The COVID-19 emergency has been unprecedented in its scale and speed and the NHS has had to adapt in ways few would have thought possible.

Part of that effort has been ensuring that those planning the response have the information they need to understand the rapidly evolving situation and can anticipate demand on health and care services so supplies of vital equipment such as ventilators get to where they are needed in time. 

In order to do this, NHSX has been working with partners from the private sector, including Faculty, to create a data platform that provides decision-makers with a single source of accurate, up-to-date and reliable data. This work is saving lives. 

We are enormously proud of our work to help the NHS harness the power of data at this time of national crisis. We also appreciate that there is considerable public interest in the project so we wanted to take the opportunity to set out some of the facts about our work. The NHS has also written about the project and provides more details in a blog on 28 March, which you can read here.

Our role in the COVID-19 data response

Our role has focused on helping the NHS understand the epidemic, be able to model the demand and use its resources as effectively as possible. Specifically we have been working with NHSX to develop dashboards, models and simulations in order to provide key decision-makers in the NHS and government with a deeper level of information about the current and future coronavirus situation from national level down to individual NHS Trusts and hospitals. This means they can make faster and more informed decisions.

Gathering the data

The NHS needs to allocate vital resources to patients that need them in order to save lives. The data required to do this is being gathered by the NHS itself from across the NHS, social care and partner organisations and placed into a datastore held by NHS England and NHS Improvement. All the data in the data store, including 111 online/call centre data from NHS Digital and Covid-19 test result data from Public Health England, is anonymous. It is then integrated, cleaned, and harmonised by the NHS, and their tech partners. 

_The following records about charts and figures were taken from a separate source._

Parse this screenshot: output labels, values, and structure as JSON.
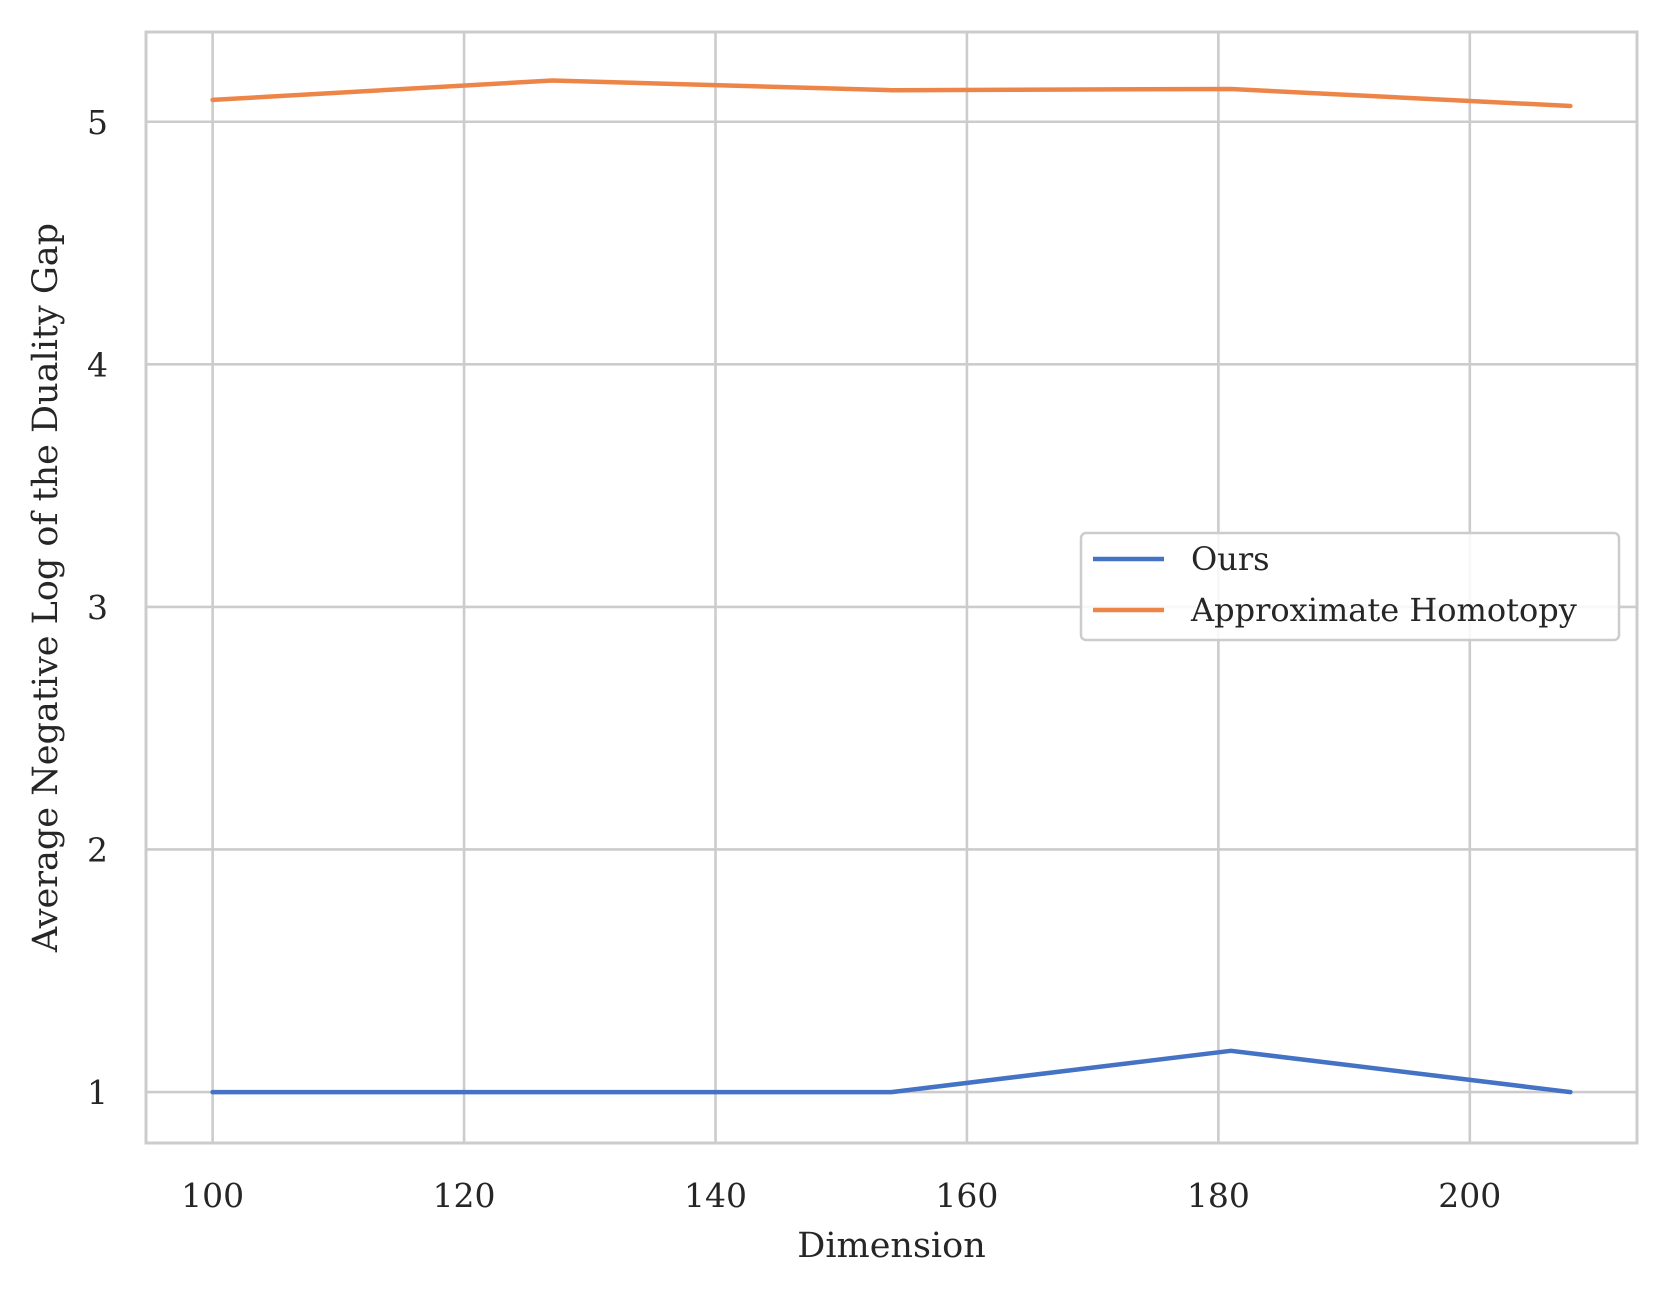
{
  "chart_data": {
    "type": "line",
    "title": "",
    "xlabel": "Dimension",
    "ylabel": "Average Negative Log of the Duality Gap",
    "xlim": [
      94.7,
      213.3
    ],
    "ylim": [
      0.79,
      5.37
    ],
    "xticks": [
      100,
      120,
      140,
      160,
      180,
      200
    ],
    "xtick_labels": [
      "100",
      "120",
      "140",
      "160",
      "180",
      "200"
    ],
    "yticks": [
      1,
      2,
      3,
      4,
      5
    ],
    "ytick_labels": [
      "1",
      "2",
      "3",
      "4",
      "5"
    ],
    "grid": true,
    "legend_position": "center-right",
    "series": [
      {
        "name": "Ours",
        "color": "#4472C4",
        "x": [
          100,
          127,
          154,
          181,
          208
        ],
        "y": [
          1.0,
          1.0,
          1.0,
          1.17,
          1.0
        ]
      },
      {
        "name": "Approximate Homotopy",
        "color": "#ED8548",
        "x": [
          100,
          127,
          154,
          181,
          208
        ],
        "y": [
          5.09,
          5.17,
          5.13,
          5.135,
          5.065
        ]
      }
    ]
  }
}
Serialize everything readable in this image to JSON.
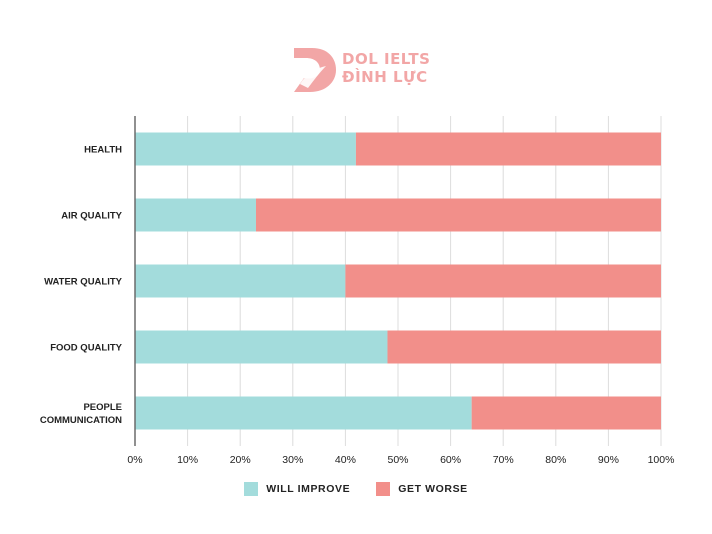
{
  "logo": {
    "line1": "DOL IELTS",
    "line2": "ĐÌNH LỰC",
    "color": "#f2a6a6"
  },
  "chart_data": {
    "type": "bar",
    "orientation": "horizontal",
    "stacked": true,
    "categories": [
      "HEALTH",
      "AIR QUALITY",
      "WATER QUALITY",
      "FOOD QUALITY",
      "PEOPLE COMMUNICATION"
    ],
    "series": [
      {
        "name": "WILL IMPROVE",
        "color": "#a3dcdc",
        "values": [
          42,
          23,
          40,
          48,
          64
        ]
      },
      {
        "name": "GET WORSE",
        "color": "#f28f8a",
        "values": [
          58,
          77,
          60,
          52,
          36
        ]
      }
    ],
    "xlim": [
      0,
      100
    ],
    "x_ticks": [
      "0%",
      "10%",
      "20%",
      "30%",
      "40%",
      "50%",
      "60%",
      "70%",
      "80%",
      "90%",
      "100%"
    ],
    "grid": true,
    "legend_position": "bottom"
  }
}
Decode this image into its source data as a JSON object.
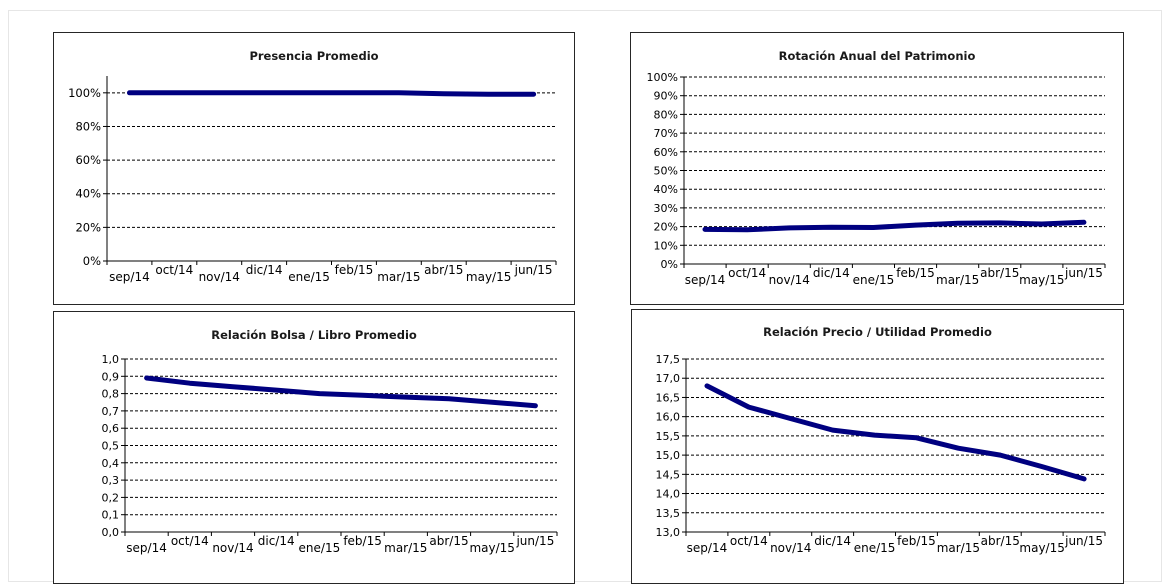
{
  "chart_data": [
    {
      "type": "line",
      "title": "Presencia Promedio",
      "categories": [
        "sep/14",
        "oct/14",
        "nov/14",
        "dic/14",
        "ene/15",
        "feb/15",
        "mar/15",
        "abr/15",
        "may/15",
        "jun/15"
      ],
      "series": [
        {
          "values": [
            100,
            100,
            100,
            100,
            100,
            100,
            100,
            99.5,
            99.2,
            99.2
          ]
        }
      ],
      "ylim": [
        0,
        110
      ],
      "yticks": [
        0,
        20,
        40,
        60,
        80,
        100
      ],
      "ytick_labels": [
        "0%",
        "20%",
        "40%",
        "60%",
        "80%",
        "100%"
      ],
      "grid": true,
      "color": "#000080"
    },
    {
      "type": "line",
      "title": "Rotación Anual del Patrimonio",
      "categories": [
        "sep/14",
        "oct/14",
        "nov/14",
        "dic/14",
        "ene/15",
        "feb/15",
        "mar/15",
        "abr/15",
        "may/15",
        "jun/15"
      ],
      "series": [
        {
          "values": [
            18.5,
            18.3,
            19.3,
            19.7,
            19.5,
            20.8,
            21.8,
            22.0,
            21.4,
            22.3
          ]
        }
      ],
      "ylim": [
        0,
        100
      ],
      "yticks": [
        0,
        10,
        20,
        30,
        40,
        50,
        60,
        70,
        80,
        90,
        100
      ],
      "ytick_labels": [
        "0%",
        "10%",
        "20%",
        "30%",
        "40%",
        "50%",
        "60%",
        "70%",
        "80%",
        "90%",
        "100%"
      ],
      "grid": true,
      "color": "#000080"
    },
    {
      "type": "line",
      "title": "Relación  Bolsa  / Libro  Promedio",
      "categories": [
        "sep/14",
        "oct/14",
        "nov/14",
        "dic/14",
        "ene/15",
        "feb/15",
        "mar/15",
        "abr/15",
        "may/15",
        "jun/15"
      ],
      "series": [
        {
          "values": [
            0.89,
            0.86,
            0.84,
            0.82,
            0.8,
            0.79,
            0.78,
            0.77,
            0.75,
            0.73
          ]
        }
      ],
      "ylim": [
        0,
        1.0
      ],
      "yticks": [
        0,
        0.1,
        0.2,
        0.3,
        0.4,
        0.5,
        0.6,
        0.7,
        0.8,
        0.9,
        1.0
      ],
      "ytick_labels": [
        "0,0",
        "0,1",
        "0,2",
        "0,3",
        "0,4",
        "0,5",
        "0,6",
        "0,7",
        "0,8",
        "0,9",
        "1,0"
      ],
      "grid": true,
      "color": "#000080"
    },
    {
      "type": "line",
      "title": "Relación  Precio  / Utilidad  Promedio",
      "categories": [
        "sep/14",
        "oct/14",
        "nov/14",
        "dic/14",
        "ene/15",
        "feb/15",
        "mar/15",
        "abr/15",
        "may/15",
        "jun/15"
      ],
      "series": [
        {
          "values": [
            16.8,
            16.25,
            15.95,
            15.65,
            15.52,
            15.45,
            15.18,
            15.0,
            14.7,
            14.38
          ]
        }
      ],
      "ylim": [
        13.0,
        17.5
      ],
      "yticks": [
        13.0,
        13.5,
        14.0,
        14.5,
        15.0,
        15.5,
        16.0,
        16.5,
        17.0,
        17.5
      ],
      "ytick_labels": [
        "13,0",
        "13,5",
        "14,0",
        "14,5",
        "15,0",
        "15,5",
        "16,0",
        "16,5",
        "17,0",
        "17,5"
      ],
      "grid": true,
      "color": "#000080"
    }
  ]
}
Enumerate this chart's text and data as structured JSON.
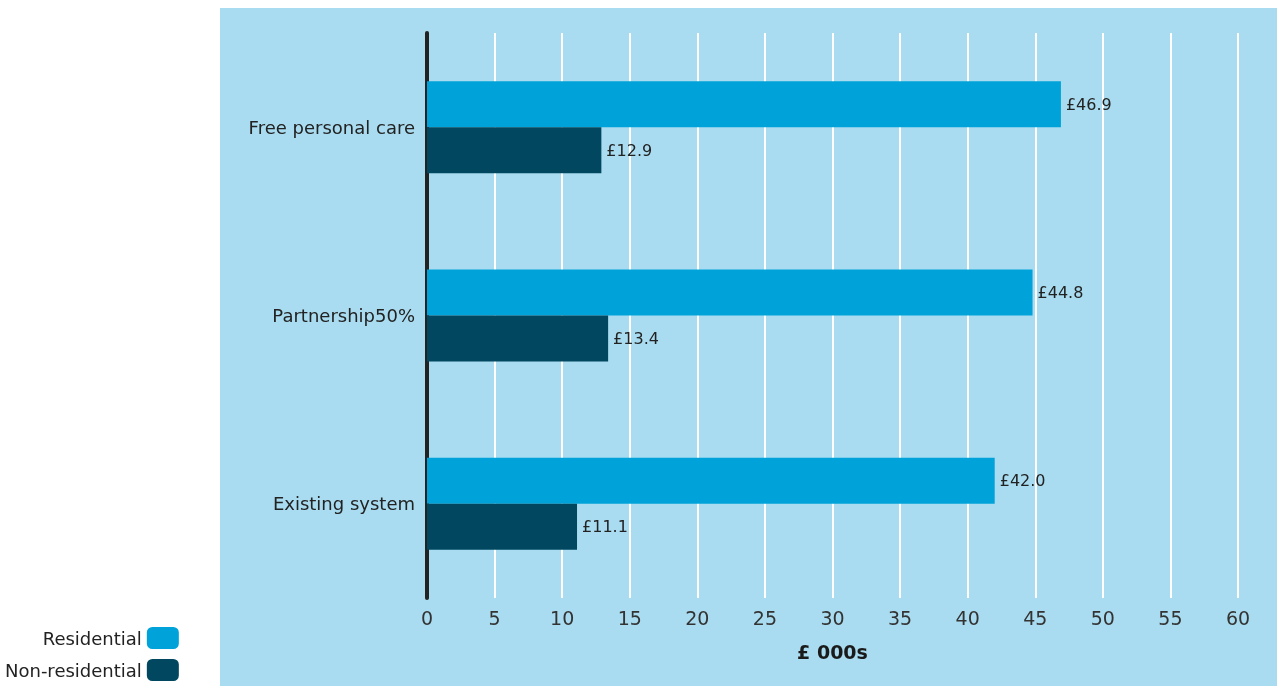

Faculty’s work, in collaboration with NHSX and NHSE/I, is to visualise the data in the form of dashboards, and forecast trends. 

SAGE

The work is part of an integrated effort by the NHS and the government’s scientific advisors on the SPI-M and SAGE committees. As part of this Faculty has been working with NHS teams to ensure that all parties are working from the same modelling assumptions and the most accurate and up-to-date data both on a national and local level. Early on in the crisis Faculty’s CEO Marc Warner was asked to attend one meeting of SAGE as an observer for NHSX in order to understand what data was required.

Privacy 

As a contractor, Faculty is subject to the same strict rules for data protection as the NHS. All of the data we are using in the project is gathered and pseudonymised, aggregated or anonymised by the NHS before it is shared with Faculty. None of the data Faculty is drawing on includes “personal” (meaning “identifiable”) patient information and all the data remains under NHS control. Once the public health emergency situation has ended data will either be destroyed or returned in line with the law and the strict contractual agreements that are in place between the NHS and its partners.

Procurement

Due to the extreme urgency of the COVID-19 response, Faculty’s work is being conducted under the terms of its existing contract with NHSX to support the building of an NHS AI Lab. 

This work is a small part of an overall £250m government investment in artificial intelligence to help solve some of healthcare’s toughest challenges (more details of which can be found here).

This contract was awarded to Faculty by NHSX following an open competitive tender process conducted in late 2019. The contract will be made public in due course.

Our business

Faculty is a leading AI technology specialist helping companies and public sector organisations with strategy, software and skills. Faculty is not a data aggregator and it is not in the business of collecting or monetising data sets. To date, we have completed over 350+ projects spanning both private and public sectors including healthcare. 

Contact tracing

Faculty is not involved in the design or development of the mobile contact tracing app led by NHSX.

Epidemiological model for coronavirus

In addition to its work for NHSX on current demand and short-term projections, Faculty has contributed to the development of an agent-based epidemiological model for coronavirus led by Oxford University’s Big Data Institute. This will help understanding of the virus and eventually allow for long term forecasting of future demand on NHS resources at local level.

The code for the model has been made open-source in order that modellers, scientists and policy makers anywhere in the world can download it, calibrate to their own situation and run their own simulations. 

Faculty’s contribution, alongside IBM UK, was the development of the Python interface so that the model can easily be calibrated for different outbreaks. The Faculty team also prepared the repository for open sourcing.  

One early application of the simulator by the team at Oxford University was an analysis of the impact of different configurations of a contact tracing app. The resulting academic paper published by Oxford University credited three members of Faculty staff for their contribution to the model. The research on the impact of a contact tracing app was carried out by the team at Oxford University.